On Mon, May 13, 2019 at 11:21 AM Wessels, Duane <[email protected]>
wrote:

>
>
> > On May 13, 2019, at 10:17 AM, Brian Dickson <
> [email protected]> wrote:
> >
> > The original RFC 8145 gives the ability to gather trust anchor signal
> data.
> >
> > There are limitations related to inferring either reasons for behavior
> observed on the aggregate volumes, or identifying originating
> resolvers/forwarders versus upstream resolvers/forwarders (which could
> include both NAT and forwarder root causes).
> >
> > I believe the additional information that would be operationally useful
> as well as helpful for being able filter or otherwise drill down within the
> collected data.
> >
> > The extra information I believe would be useful includes software
> (package and version), and some unique identifier for each host, plus an
> identifier derived from (possibly non-unique due to RFC 1918) host's IP
> address.
> >
> > Putting this information underneath the _ta-* label, would allow the
> high-level signal (the _ta itself) to be aggregated as easily as currently,
> while also enable drilling down and/or aggregating/filtering to address any
> PII issues.
> >
> > Suggestion for software id: whatever software currently puts into
> version.bind or equivalent name, in the CH TXT class and type.
> >
> > Suggestion for host id: some UUID generated either at software install
> time, or at software launch time,
> >
> > Suggestion for IP-based ID: hash of IP, where  IP is "live", so changing
> the IP results in change to the hash.
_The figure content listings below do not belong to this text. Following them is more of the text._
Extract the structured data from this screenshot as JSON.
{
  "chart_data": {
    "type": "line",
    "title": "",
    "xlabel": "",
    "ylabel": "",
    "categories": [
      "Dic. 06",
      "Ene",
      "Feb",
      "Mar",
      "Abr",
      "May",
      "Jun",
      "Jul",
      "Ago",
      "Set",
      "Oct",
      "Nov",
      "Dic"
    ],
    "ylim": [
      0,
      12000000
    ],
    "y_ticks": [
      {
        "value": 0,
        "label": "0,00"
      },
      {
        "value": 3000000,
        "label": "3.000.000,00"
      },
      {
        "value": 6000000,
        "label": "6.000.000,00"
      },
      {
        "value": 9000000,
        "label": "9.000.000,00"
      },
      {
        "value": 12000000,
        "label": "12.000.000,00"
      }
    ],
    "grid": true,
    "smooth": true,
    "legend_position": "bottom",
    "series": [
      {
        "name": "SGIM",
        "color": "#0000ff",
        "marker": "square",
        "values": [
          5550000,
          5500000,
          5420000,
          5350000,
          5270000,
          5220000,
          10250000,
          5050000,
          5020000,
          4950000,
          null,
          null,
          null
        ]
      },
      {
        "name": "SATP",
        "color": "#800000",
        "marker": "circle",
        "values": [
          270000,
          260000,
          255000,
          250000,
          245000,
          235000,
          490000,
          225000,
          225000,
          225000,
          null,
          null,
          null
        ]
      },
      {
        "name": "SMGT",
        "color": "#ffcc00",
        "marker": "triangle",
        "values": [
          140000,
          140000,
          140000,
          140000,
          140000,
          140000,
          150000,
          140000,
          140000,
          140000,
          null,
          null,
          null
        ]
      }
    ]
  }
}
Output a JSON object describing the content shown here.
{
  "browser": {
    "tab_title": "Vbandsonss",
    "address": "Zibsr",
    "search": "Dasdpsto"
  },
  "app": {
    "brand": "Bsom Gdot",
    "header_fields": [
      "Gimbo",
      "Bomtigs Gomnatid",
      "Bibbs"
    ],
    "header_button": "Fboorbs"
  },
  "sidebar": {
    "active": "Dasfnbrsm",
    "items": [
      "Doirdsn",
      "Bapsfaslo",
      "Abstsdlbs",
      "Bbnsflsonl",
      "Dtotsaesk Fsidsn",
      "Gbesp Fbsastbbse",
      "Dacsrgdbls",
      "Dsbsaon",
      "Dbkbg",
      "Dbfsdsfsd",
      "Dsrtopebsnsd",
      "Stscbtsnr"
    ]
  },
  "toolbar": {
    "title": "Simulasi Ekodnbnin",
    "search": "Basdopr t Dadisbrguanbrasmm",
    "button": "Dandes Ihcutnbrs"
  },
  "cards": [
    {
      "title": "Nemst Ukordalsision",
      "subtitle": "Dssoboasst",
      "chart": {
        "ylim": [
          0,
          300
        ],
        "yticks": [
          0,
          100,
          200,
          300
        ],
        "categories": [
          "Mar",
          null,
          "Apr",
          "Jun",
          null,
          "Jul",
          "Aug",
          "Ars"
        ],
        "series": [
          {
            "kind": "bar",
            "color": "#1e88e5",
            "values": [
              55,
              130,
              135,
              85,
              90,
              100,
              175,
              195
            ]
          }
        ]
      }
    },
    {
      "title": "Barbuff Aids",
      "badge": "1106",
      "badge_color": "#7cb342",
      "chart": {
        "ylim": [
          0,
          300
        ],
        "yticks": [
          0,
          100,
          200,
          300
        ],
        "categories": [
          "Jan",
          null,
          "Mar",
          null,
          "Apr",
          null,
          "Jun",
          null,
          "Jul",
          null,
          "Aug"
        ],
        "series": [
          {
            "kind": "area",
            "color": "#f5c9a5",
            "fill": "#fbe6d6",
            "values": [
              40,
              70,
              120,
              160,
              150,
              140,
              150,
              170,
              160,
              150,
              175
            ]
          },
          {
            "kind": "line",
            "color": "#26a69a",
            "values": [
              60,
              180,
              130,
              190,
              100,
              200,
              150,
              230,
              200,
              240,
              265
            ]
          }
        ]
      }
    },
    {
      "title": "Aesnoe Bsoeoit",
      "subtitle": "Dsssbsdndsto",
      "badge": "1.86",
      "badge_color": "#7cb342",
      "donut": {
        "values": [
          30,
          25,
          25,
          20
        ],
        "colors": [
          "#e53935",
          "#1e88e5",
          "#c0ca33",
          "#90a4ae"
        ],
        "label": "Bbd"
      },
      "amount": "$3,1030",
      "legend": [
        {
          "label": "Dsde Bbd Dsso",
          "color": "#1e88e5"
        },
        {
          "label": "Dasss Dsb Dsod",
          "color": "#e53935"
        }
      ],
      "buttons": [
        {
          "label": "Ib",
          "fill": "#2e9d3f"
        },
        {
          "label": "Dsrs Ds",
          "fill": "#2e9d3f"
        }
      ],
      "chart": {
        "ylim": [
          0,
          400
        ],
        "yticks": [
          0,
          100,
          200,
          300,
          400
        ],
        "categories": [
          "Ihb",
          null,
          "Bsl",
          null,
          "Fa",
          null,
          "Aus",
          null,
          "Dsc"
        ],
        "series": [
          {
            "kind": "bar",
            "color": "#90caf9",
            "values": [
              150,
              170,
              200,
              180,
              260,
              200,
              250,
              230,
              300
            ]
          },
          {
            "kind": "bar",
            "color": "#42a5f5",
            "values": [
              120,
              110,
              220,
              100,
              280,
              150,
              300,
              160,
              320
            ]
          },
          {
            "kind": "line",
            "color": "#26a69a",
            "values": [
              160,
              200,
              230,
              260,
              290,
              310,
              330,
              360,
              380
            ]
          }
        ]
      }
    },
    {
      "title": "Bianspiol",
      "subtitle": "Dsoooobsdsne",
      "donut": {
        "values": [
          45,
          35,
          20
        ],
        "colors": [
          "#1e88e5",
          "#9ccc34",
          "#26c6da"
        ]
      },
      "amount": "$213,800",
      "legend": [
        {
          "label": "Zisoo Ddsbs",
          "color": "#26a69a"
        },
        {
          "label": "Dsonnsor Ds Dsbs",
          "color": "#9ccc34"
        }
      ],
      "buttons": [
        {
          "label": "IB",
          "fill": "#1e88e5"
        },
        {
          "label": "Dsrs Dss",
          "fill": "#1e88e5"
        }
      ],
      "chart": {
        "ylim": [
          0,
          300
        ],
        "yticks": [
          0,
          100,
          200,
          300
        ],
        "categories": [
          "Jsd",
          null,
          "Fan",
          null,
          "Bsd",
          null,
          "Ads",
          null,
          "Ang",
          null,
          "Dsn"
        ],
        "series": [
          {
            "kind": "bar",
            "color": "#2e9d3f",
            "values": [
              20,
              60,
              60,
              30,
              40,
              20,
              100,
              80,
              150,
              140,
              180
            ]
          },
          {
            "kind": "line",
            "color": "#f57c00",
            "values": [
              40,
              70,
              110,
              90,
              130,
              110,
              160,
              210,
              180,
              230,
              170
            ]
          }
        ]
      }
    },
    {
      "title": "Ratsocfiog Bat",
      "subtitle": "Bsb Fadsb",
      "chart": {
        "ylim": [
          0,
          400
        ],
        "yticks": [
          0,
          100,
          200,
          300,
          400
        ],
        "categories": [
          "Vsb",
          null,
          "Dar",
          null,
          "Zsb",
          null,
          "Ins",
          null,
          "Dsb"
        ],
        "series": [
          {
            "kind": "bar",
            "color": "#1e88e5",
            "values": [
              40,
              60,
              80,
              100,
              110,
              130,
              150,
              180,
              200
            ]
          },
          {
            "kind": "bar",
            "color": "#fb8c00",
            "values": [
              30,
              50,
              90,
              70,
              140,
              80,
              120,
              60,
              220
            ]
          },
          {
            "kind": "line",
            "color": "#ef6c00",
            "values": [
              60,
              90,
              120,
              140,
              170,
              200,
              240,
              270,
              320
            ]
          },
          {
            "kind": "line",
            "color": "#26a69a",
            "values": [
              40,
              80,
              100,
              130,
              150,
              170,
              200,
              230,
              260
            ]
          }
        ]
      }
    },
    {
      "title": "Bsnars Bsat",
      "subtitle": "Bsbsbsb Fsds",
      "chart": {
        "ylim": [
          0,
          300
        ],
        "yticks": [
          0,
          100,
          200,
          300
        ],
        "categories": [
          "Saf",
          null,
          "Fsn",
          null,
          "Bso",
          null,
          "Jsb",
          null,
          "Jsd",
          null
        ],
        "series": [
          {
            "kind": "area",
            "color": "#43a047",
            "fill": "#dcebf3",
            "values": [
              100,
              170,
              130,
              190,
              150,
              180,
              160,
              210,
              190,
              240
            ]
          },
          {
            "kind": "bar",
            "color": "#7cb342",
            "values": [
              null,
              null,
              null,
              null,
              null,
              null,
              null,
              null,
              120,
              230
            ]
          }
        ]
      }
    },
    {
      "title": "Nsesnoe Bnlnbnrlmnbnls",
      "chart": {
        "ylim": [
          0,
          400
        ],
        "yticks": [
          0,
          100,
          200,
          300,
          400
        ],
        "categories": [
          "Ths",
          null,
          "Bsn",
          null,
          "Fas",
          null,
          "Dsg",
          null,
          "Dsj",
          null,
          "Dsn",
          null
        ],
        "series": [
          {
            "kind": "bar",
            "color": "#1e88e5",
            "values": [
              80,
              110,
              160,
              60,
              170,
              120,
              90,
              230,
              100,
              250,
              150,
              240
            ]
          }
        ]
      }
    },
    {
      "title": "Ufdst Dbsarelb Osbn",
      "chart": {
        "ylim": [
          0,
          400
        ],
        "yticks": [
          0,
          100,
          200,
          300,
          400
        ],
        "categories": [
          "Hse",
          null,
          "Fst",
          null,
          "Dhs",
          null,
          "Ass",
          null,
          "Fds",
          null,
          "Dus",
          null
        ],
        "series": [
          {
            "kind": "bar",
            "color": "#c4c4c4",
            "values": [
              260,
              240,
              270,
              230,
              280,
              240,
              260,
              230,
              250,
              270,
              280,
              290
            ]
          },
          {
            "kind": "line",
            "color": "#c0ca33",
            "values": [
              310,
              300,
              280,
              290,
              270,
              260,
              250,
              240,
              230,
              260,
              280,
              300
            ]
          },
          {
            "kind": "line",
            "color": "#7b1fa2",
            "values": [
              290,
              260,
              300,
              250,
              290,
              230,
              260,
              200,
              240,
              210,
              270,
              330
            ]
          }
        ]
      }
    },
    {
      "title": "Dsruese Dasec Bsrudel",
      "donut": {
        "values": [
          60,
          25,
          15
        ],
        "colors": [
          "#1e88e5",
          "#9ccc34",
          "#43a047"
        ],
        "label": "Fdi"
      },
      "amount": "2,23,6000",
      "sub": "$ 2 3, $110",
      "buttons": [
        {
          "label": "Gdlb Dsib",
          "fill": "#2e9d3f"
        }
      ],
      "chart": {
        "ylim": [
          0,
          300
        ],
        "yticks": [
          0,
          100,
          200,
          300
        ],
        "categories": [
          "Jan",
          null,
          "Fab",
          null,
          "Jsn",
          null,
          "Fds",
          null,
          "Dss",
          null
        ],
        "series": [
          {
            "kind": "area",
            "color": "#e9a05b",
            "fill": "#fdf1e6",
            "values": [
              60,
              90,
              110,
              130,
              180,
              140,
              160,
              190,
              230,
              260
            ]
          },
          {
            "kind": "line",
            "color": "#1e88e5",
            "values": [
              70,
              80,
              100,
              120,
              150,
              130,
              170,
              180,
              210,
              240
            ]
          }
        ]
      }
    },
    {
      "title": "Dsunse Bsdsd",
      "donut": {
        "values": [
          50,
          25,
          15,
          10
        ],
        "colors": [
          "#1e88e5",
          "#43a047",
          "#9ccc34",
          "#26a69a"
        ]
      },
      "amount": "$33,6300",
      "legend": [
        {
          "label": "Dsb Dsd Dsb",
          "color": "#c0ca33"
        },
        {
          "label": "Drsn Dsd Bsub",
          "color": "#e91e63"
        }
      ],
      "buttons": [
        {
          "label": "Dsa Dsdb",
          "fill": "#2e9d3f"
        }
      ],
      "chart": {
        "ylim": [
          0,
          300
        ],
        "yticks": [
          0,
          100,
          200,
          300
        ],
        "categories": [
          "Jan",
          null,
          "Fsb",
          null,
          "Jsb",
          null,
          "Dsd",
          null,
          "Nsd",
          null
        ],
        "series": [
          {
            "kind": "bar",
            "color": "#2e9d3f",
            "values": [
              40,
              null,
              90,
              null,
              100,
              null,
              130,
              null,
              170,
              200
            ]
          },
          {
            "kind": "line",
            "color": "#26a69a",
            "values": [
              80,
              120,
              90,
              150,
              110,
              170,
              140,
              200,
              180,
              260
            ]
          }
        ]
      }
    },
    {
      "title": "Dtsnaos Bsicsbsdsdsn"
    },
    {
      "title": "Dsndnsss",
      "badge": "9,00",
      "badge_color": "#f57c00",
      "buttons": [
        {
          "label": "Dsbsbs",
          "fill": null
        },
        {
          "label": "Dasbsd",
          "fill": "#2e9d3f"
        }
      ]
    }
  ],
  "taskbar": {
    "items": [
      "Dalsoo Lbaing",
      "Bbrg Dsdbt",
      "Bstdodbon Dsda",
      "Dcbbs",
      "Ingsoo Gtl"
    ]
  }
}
This has the added benefit of
> validating that the IP address of the incoming _ta query is the originating
> system, versus NAT IP (possibly folding multiple hosts onto fewer/different
> IP addresses) or forwarders who forward queries for clients.
> >
> > I believe these will be useful in analyzing the 8145 data, to extract
> better signal data, and to filter data that is effectively "noise", and/or
> track sources and changes better across event boundaries.
> >
> > Thoughts?
>
>
> Hi Brian,
>
> Thanks for the suggestions.  I think the first discussion needs to be
> whether there is support for better signals at the expense of possibly less
> privacy.  My sense of the way things are today is that "privacy is king."
>

Good point; probably configurable and either opt-out or opt-in, possibly
with defaults selected by e.g. whoever is "packaging" a particular open
source project (where philosophies on privacy may differ significantly).